Few things show inequality more than Land Registry records and, when it comes to that, Britain surely stands alone. In the thousand years since the Norman conquest, most of the land in England has been held and remains held by a very small and select segment of the population.
According to the author Kevin Cahill, the main driver behind the absurd expense of owning land and property in Britain is that so much of the nation's land is locked up by a tiny elite. Just 0.3% of the population 160,000 families own two thirds of the country. Less than 1% of the population owns 70% of the land, running Britain a close second to Brazil for the title of the country with the most unequal land distribution on Earth.
Much of this can be traced back to 1066. The first act of William the Conqueror, in 1067, was to declare that every acre of land in England now belonged to the monarch. This was unprecedented: Anglo-Saxon England had been a mosaic of landowners. Now there was just one. William then proceeded to parcel much of that land out to those who had fought with him at Hastings. This was the beginning of feudalism; it was also the beginning of the landowning culture that has plagued England and Britain ever since.
The dukes and earls who still own so much of the nation's land, and who feature every year on the breathless rich lists, are the beneficiaries of this astonishing land grab. William's 22nd great-granddaughter, who today sits on the throne, is still the legal owner of the whole of England. Even your house, if you've been able to afford one, is technically hers. You're a tenant, and the price of your tenancy is your loyalty to the crown. When the current monarch dies, her son will inherit the crown (another Norman innovation, incidentally, since Anglo-Saxon kings were elected). As Duke of Cornwall, he is the inheritor of land that William gave to Brian of Brittany in 1068, for helping to defeat the English at Hastings.

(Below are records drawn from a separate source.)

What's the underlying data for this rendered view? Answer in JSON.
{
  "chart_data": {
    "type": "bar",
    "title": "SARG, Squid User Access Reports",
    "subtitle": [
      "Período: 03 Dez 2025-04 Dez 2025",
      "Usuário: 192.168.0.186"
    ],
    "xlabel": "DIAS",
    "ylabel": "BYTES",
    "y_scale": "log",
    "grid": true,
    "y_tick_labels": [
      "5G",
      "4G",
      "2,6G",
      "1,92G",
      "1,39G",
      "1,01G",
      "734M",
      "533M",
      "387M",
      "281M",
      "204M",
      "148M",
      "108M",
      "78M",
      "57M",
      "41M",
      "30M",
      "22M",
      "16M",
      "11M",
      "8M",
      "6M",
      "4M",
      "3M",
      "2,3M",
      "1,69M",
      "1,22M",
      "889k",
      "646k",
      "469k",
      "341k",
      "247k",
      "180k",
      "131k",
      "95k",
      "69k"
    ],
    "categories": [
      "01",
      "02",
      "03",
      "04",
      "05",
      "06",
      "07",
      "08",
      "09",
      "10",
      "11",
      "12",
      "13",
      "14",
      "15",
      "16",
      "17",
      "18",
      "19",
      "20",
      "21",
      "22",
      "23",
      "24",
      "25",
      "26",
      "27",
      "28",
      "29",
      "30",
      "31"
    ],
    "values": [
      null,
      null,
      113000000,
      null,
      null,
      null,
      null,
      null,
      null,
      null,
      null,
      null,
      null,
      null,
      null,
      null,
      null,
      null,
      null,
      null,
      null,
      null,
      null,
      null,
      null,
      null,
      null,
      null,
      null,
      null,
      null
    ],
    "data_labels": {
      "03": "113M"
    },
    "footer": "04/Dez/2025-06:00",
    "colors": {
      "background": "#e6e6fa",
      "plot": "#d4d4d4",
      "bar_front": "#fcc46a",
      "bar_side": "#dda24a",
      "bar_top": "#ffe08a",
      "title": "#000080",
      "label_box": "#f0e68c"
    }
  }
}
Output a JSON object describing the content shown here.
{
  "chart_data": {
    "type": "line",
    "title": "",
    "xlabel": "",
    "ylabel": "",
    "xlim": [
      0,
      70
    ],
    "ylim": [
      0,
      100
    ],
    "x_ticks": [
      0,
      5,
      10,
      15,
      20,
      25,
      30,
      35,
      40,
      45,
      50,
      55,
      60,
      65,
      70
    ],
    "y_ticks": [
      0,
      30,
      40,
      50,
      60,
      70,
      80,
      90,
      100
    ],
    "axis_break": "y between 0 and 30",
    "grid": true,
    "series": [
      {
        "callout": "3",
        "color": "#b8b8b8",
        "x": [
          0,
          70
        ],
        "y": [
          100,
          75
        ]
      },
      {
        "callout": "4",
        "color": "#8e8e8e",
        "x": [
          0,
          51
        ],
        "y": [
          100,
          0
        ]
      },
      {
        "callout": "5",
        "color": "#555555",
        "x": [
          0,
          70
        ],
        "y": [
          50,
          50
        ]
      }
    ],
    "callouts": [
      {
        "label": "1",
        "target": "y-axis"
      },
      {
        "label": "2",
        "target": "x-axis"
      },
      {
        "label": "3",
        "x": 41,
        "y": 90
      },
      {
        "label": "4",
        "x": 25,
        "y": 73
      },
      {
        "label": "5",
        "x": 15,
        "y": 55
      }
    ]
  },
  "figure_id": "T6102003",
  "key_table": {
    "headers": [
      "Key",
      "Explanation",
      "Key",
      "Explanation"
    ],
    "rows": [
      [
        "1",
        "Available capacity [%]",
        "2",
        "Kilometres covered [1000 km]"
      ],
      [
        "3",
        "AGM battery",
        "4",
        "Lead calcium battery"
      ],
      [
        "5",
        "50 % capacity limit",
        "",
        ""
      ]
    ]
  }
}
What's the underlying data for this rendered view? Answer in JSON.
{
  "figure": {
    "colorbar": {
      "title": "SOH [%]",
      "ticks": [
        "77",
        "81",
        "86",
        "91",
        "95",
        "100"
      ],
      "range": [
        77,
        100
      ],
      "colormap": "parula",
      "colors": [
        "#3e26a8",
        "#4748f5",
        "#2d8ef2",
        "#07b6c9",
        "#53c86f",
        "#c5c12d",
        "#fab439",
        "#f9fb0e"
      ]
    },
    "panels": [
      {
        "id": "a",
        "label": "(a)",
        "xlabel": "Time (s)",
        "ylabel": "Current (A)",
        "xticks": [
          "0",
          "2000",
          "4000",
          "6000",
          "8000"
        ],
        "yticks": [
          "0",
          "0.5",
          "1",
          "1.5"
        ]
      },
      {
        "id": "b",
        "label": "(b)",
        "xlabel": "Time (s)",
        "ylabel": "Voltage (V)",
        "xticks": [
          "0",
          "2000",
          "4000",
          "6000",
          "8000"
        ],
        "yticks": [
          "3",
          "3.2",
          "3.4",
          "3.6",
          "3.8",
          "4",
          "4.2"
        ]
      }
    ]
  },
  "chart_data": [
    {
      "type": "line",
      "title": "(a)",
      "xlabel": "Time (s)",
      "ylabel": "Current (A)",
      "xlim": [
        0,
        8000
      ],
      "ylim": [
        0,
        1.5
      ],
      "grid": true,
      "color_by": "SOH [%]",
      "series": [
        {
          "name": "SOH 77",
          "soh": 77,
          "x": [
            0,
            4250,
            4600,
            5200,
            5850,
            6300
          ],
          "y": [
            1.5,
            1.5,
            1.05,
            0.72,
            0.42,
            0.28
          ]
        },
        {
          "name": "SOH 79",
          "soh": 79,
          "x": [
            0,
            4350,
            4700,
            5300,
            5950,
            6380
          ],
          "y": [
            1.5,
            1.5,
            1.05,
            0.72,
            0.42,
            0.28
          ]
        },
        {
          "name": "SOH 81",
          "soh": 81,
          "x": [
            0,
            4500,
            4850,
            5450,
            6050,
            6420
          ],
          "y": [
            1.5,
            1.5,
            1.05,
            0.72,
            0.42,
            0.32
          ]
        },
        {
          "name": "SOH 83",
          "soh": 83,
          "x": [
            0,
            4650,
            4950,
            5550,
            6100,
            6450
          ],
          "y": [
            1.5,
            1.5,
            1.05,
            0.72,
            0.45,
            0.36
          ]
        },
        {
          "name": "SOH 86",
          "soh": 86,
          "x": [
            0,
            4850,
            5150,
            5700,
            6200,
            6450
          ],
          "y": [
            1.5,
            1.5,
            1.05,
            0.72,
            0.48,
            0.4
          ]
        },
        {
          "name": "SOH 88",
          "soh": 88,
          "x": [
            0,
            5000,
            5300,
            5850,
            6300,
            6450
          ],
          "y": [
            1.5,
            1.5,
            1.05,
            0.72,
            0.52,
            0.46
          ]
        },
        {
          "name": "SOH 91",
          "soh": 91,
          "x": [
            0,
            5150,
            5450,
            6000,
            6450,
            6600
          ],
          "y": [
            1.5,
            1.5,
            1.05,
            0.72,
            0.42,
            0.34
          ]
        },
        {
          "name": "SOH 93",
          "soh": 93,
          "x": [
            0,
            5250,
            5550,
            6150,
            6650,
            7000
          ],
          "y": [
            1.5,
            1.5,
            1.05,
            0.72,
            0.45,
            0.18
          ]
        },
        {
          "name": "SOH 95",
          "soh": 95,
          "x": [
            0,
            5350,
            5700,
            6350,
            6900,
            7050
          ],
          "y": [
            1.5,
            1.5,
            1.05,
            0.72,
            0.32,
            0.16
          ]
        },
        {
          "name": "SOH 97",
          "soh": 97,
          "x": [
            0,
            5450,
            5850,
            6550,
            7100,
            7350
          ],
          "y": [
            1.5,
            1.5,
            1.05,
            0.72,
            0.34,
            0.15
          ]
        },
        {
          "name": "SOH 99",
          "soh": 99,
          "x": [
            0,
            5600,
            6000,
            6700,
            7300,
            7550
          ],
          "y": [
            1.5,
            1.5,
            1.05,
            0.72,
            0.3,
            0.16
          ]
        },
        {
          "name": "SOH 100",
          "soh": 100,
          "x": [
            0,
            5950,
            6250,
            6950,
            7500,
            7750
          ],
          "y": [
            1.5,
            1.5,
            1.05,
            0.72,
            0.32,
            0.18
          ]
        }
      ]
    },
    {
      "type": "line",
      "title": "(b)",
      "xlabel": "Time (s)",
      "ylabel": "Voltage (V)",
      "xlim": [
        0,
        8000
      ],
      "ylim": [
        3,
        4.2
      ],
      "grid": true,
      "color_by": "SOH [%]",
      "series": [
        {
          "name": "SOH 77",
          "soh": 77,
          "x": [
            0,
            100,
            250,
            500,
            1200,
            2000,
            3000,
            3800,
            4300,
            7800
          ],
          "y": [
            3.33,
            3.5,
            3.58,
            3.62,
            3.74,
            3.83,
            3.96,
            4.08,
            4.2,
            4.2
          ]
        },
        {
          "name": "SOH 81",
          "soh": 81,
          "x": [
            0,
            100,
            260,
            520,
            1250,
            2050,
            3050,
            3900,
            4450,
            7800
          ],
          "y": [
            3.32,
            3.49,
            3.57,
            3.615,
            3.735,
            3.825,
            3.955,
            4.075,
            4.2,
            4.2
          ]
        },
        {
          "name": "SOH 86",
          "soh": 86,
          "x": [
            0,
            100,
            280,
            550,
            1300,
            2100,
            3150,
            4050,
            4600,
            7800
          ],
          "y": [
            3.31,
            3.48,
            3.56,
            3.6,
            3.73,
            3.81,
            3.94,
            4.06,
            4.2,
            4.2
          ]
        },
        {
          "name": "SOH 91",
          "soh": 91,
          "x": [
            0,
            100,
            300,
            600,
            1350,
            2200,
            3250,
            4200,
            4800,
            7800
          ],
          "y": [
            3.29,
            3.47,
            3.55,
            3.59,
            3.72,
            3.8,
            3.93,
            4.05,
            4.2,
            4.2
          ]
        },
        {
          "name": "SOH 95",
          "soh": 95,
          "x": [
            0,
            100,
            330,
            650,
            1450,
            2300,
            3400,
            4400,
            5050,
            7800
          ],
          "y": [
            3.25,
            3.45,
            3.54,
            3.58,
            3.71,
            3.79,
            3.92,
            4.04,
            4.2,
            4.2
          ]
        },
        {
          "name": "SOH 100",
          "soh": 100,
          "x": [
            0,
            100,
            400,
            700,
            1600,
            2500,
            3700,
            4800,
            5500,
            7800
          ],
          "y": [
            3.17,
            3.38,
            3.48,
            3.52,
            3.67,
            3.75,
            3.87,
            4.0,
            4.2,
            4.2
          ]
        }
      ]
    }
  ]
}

But the Normans and their descendants are eclipsed by the landed gentry in Scotland. Today, the work of the highland clearances completed, more than half the land in Scotland is in the hands of just 500-people.
The land on which many of our lairds sit was stolen in the 17th century," says [Andy Wightman, author of The Poor Had No Lawyers, Who Owns Scotland (And How they Got It)]. "But these ill-gotten gains were protected by acts which maintained their hegemony after the rest of Europe ditched feudalism and concentrated land ownership."
He describes how the aristocracy embraced the 1560 Reformation as a means of getting their hands on land belonging to the "Auld Kirk". They needed to protect their stolen goods with a robust law.
The Act of Prescription (1617) did the trick. Thus any land occupied for 40 years or more was indemnified from future legal challenge. The law remains in place and has effectively upheld the gentry's rights to stolen goods for 400 years.